It is common courtesy around these parts to not libel your customers, especially when they're paying you lots of money and making up 30% of your incoming traffic. That you're posting in "hypotheticals" does not mask your true messaging. Drive Slow, Paul Wall On Tue, Jul 29, 2014 at 2:33 PM, McElearney, Kevin <Kevin_McElearney@cable.comcast.com> wrote:
On 7/28/14, 5:35 PM, "Jim Richardson" <weaselkeeper@gmail.com> wrote:
I pay for (x) bits/sec up/down. From/to any eyecandysource. If said eyecandy origination can't handle the traffic, then I see a slowdown, that's life. But if <$IP_PROVIDER> throttles it specifically, rather than throttling me to (x),I consider that fraud.
I didn't pay for (x) bits/sec from some whitelist of sources only.

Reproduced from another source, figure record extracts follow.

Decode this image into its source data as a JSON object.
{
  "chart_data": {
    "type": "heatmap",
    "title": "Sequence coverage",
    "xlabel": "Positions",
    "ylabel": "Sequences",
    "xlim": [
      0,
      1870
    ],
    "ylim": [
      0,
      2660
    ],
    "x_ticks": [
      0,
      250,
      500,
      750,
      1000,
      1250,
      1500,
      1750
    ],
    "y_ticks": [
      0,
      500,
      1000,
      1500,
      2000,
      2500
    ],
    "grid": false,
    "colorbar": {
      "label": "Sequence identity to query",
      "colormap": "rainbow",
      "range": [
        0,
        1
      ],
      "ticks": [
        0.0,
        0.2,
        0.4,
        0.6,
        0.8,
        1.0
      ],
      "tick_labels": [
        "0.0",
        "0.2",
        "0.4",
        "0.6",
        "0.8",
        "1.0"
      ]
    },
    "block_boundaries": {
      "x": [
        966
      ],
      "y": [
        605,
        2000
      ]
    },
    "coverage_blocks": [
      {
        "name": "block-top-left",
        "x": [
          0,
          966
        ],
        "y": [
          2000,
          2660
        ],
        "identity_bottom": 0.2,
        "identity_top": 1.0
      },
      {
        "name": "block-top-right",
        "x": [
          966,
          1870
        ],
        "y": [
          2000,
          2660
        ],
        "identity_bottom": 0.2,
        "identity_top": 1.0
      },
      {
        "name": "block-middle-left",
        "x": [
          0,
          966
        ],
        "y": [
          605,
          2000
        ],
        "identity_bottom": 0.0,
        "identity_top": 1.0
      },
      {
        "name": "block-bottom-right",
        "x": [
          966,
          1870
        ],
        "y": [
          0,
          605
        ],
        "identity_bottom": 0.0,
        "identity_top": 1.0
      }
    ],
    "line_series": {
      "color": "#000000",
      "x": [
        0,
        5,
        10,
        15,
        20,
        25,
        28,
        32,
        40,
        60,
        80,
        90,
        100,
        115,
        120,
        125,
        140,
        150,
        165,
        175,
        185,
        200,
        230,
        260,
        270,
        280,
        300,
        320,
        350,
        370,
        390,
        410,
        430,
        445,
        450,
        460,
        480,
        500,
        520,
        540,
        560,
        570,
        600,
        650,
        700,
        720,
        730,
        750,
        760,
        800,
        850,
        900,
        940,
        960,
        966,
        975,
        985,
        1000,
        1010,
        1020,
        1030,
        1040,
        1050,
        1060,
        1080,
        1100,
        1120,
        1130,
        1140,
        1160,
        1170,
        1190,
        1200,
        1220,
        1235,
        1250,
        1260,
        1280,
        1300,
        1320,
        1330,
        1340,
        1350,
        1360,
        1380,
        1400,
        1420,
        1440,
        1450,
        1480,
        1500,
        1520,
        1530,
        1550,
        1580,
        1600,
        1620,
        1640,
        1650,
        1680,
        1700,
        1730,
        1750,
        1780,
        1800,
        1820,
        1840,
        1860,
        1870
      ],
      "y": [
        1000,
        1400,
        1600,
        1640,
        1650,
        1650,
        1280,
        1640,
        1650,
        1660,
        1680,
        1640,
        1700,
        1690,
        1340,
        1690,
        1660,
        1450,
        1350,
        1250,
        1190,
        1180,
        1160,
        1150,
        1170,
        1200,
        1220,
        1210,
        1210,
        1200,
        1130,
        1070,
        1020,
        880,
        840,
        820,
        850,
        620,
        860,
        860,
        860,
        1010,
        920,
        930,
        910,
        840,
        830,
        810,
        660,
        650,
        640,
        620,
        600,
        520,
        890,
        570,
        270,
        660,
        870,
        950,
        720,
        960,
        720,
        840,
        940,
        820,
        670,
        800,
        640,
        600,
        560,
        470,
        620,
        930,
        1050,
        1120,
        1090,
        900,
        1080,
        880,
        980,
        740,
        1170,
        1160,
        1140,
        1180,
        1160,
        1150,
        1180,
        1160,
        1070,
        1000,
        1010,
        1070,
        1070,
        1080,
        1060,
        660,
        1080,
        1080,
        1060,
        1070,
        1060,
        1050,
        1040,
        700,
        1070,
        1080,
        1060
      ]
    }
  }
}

Along with paying <$IP_PROVIDER> for (x) bits/sec up/down, you are also paying (or the product of advertising) eyecandysource to deliver a service (w/ a level of quality). <$IP_PROVIDER> plays a big role in delivering your *overall* Internet experience, but eyecandysource plays an even bigger role delivering your *specific* eyecandy experience. If eyecandystore has internal challenges, business negotiation/policy objectives, or uses poor adaptive routing path decisions, this has a direct and material impact to your *specific* eyecandy experience (and some have found fixable by hiding your source IP with a VPN).
While ISPs do play a big role in this, people tend to miss eyecandystore decisions (and business drivers) as a potential factors in isolated application performance issues.